1. Mannschaft (1.BL)

Mit einem knappen 11:8 mussten sich die Berliner dem Rivalen aus Heidelberg geschlagen geben

23.10.2011 | Autor:

Nach einer langen Serie von (vor allem) Pleiten, Pech und Pannen konnte der  Berliner Rugby Club  nach einigen guten Trainingseinheiten unter der Woche seit langem wieder mal ein Spiel mit höheren Ambitionen bestreiten.

Aus dem vollbesetzen Kader mussten gar 2 Spieler gestrichen werden, die nicht mehr auf den Spielberichtsbogen durften. Mit Lorenz Schmidt-Bleek schaffte es erfreulicherweise indes ein weiterer Nachwuchsspieler in den Kader der 1. Herren.Der BRC startete furios und wollte den Zuschauern bei sonnig-warmen Temperaturen gleich einen 2. Grund liefern, warum sich das Herauskommen gelohnt hat.Vor allem der Sturm konnte den schweren Jungs vom TSV Handschusheim Paroli bieten und einen Angriff nach dem anderen fahren. Die in dieser Saison zum x.-mal neu formierte 3/4 um Verbinder John Afu hatte heute allerdings viel Pech: entweder sie scheiterte am eigenen Unvermögen oder an der sehr guten Verteidigung der Löwen, die in der gesamten Spielzeit nur wenig zuließ.

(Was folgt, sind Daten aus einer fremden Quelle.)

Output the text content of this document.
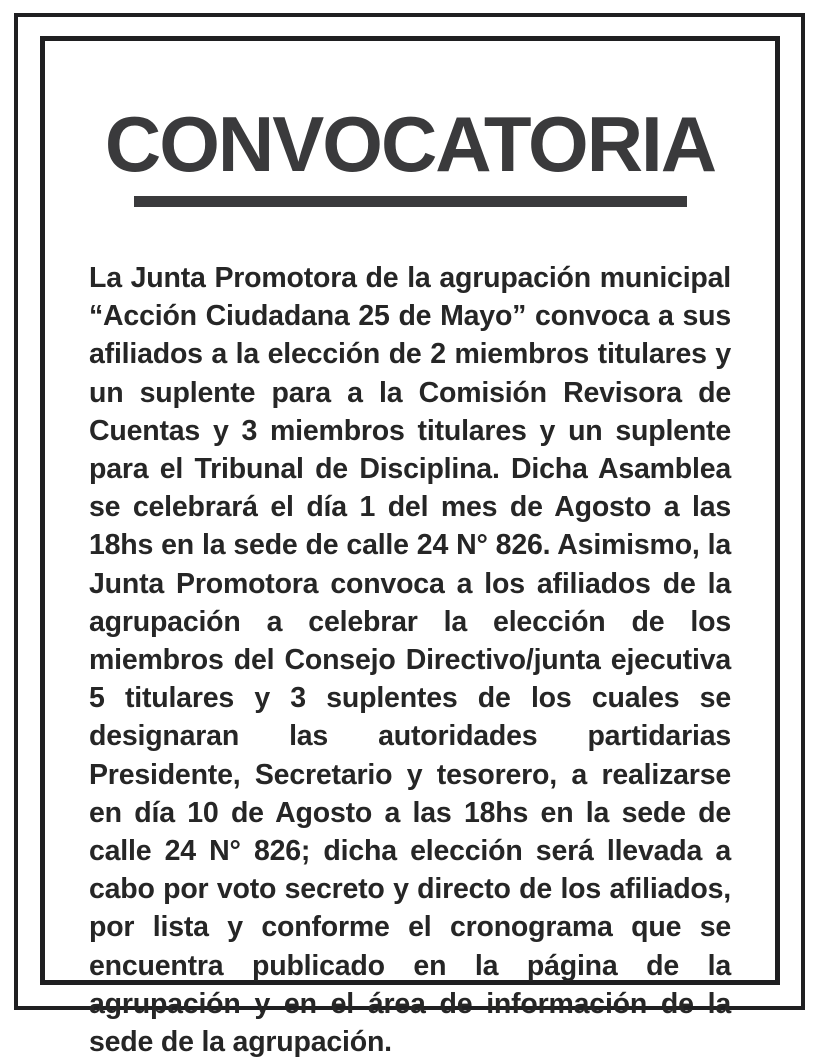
CONVOCATORIA

La Junta Promotora de la agrupación municipal “Acción Ciudadana 25 de Mayo” convoca a sus afiliados a la elección de 2 miembros titulares y un suplente para a la Comisión Revisora de Cuentas y 3 miembros titulares y un suplente para el Tribunal de Disciplina. Dicha Asamblea se celebrará el día 1 del mes de Agosto a las 18hs en la sede de calle 24 N° 826. Asimismo, la Junta Promotora convoca a los afiliados de la agrupación a celebrar la elección de los miembros del Consejo Directivo/junta ejecutiva 5 titulares y 3 suplentes de los cuales se designaran las autoridades partidarias Presidente, Secretario y tesorero, a realizarse en día 10 de Agosto a las 18hs en la sede de calle 24 N° 826; dicha elección será llevada a cabo por voto secreto y directo de los afiliados, por lista y conforme el cronograma que se encuentra publicado en la página de la agrupación y en el área de información de la sede de la agrupación.
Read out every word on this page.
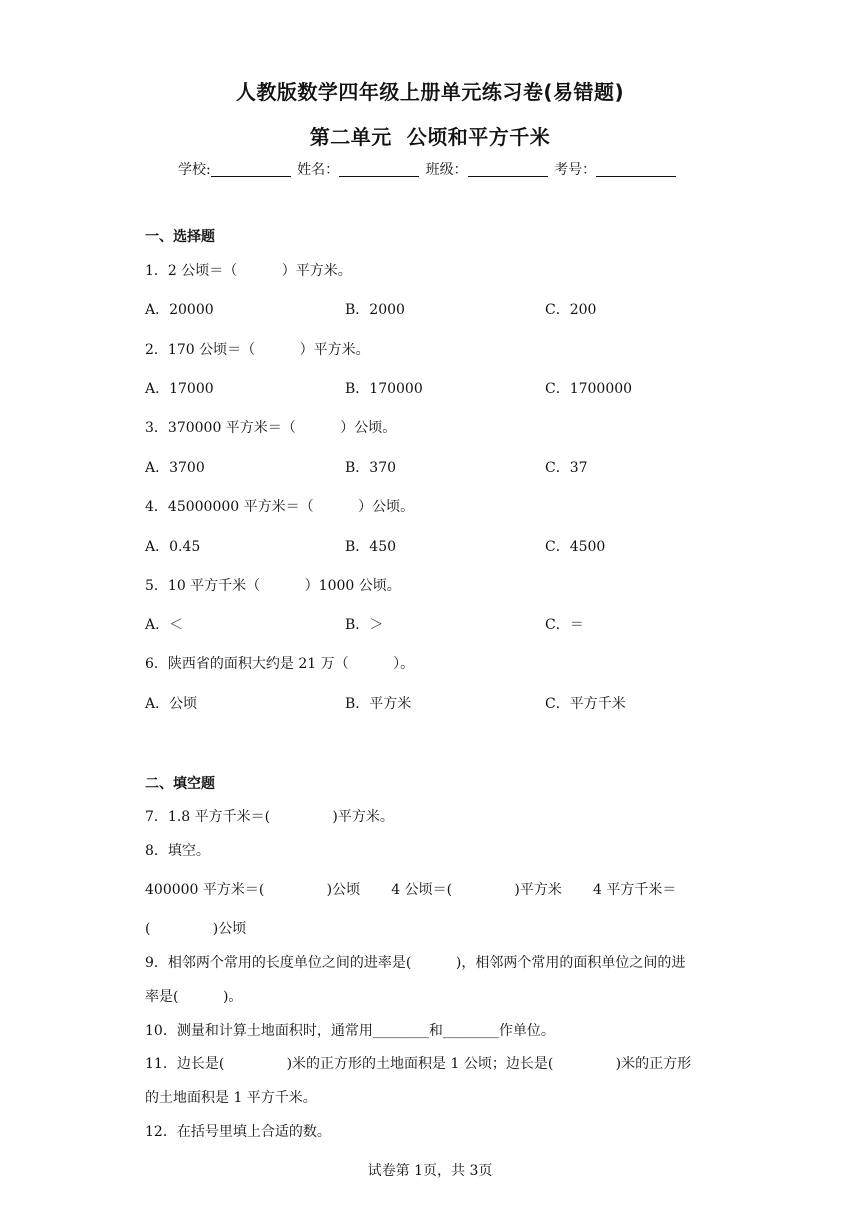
人教版数学四年级上册单元练习卷(易错题)
第二单元  公顷和平方千米
学校:	姓名：	班级：	考号：
一、选择题
1．2 公顷＝（          ）平方米。
A．20000	B．2000	C．200
2．170 公顷＝（          ）平方米。
A．17000	B．170000	C．1700000
3．370000 平方米＝（          ）公顷。
A．3700	B．370	C．37
4．45000000 平方米＝（          ）公顷。
A．0.45	B．450	C．4500
5．10 平方千米（          ）1000 公顷。
A．＜	B．＞	C．＝
6．陕西省的面积大约是 21 万（          ）。
A．公顷	B．平方米	C．平方千米
二、填空题
7．1.8 平方千米＝(              )平方米。
8．填空。
400000 平方米＝(              )公顷       4 公顷＝(              )平方米       4 平方千米＝
(              )公顷
9．相邻两个常用的长度单位之间的进率是(          )，相邻两个常用的面积单位之间的进
率是(          )。
10．测量和计算土地面积时，通常用________和________作单位。
11．边长是(              )米的正方形的土地面积是 1 公顷；边长是(              )米的正方形
的土地面积是 1 平方千米。
12．在括号里填上合适的数。
试卷第 1页，共 3页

Dabei mussten die Berliner die komplette 2. HZ in Unterzahl spielen. Zur Verwunderung aller Anwesenden und wohl auch gegen den Widerspruch des Linienrichters zückte der in der gesamten Partie unsicher wirkende O'Brien die rote Karte und verwies Ariton Ionut  nach dem Räumen eines Pakets des Feldes.Durch 2 verwandelte Straftritte ging es mit einer Pausenführung von 0:6 für die Gäste in die 2. HZ, welche ihre Führung durch einen nicht erhöhten Versuch kurz nach Wiederanpfiff weiter ausbauen konnten.Ab diesem Zeitpunkt spielte dann aber fast nur noch der BRC, welcher sich Meter für Meter Richtung Malfeld vorkämpfte, es aber nur 1x schaffte, selbst zu Punkten. In der letzten Minute hatten die Zuschauer dann aber noch einen Jubelschrei auf den Lippen, als ein "rotes Paket" unaufhaltsam Richtung TSV Malfed walzte. Knapp einen halben Meter vor dem Malfeld wurde der Angriff dann vom Schiedsrichter abgebrochen, da sich das Paket in seinen Augen nicht mehr bewegte. Nach den Protesten der Berliner wurde aus dem fälligen Gedränge dann ein Straftritt, den die Heidelberger Gäste clever zum Ablaufen der Uhr ausspielten.